In its June 2003 report the Sydney-headquartered NZOG outlined progress made on preliminary development options and gas sales in the offshore Taranaki Kupe field, plans to re-enter the Tuihu- 1 well in onshore Taranaki licence PEP 38718 late this month; boost flagging production at the Ngatoro oil field by a water injection program; and further evaluate its small offshore Tui oil discovery.
The initial engineering study to refine the preferred development concept for the central area of the Kupe mining permit PML 38146 would be contracted this month, said NZOG, and would take four months to complete.
NZOG said it was in discussions for the sale of NZOG's share of Kupe reserves (19% interest), estimated at about 43 petajoules of gas and three million barrels of oil.
Re-entry of the Tuihu well with its two potential Tariki and Kapuni Formation 50PJ gas objectives was planned for late August. The Tuihu wellsite was only six kilometres from the Tariki gas pipeline and could, if successful, be brought into production within a matter of months.
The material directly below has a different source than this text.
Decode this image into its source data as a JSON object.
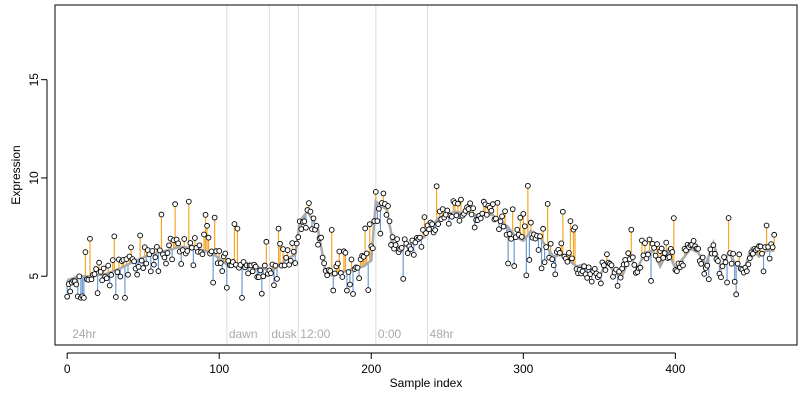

NZOG also said it had identified several prospects at the Kapuni D and F sands levels in addition to the F sand pool at Tui from initial evaluation of the 350 sqkm of 3D seismic shot during April and May in PEP38460. Prospects needed to be firmed up before any decisions would be made.
NZOG also said it was in the process of taking a majority position in, and operatorship of, onshore Taranaki licence PEP38728.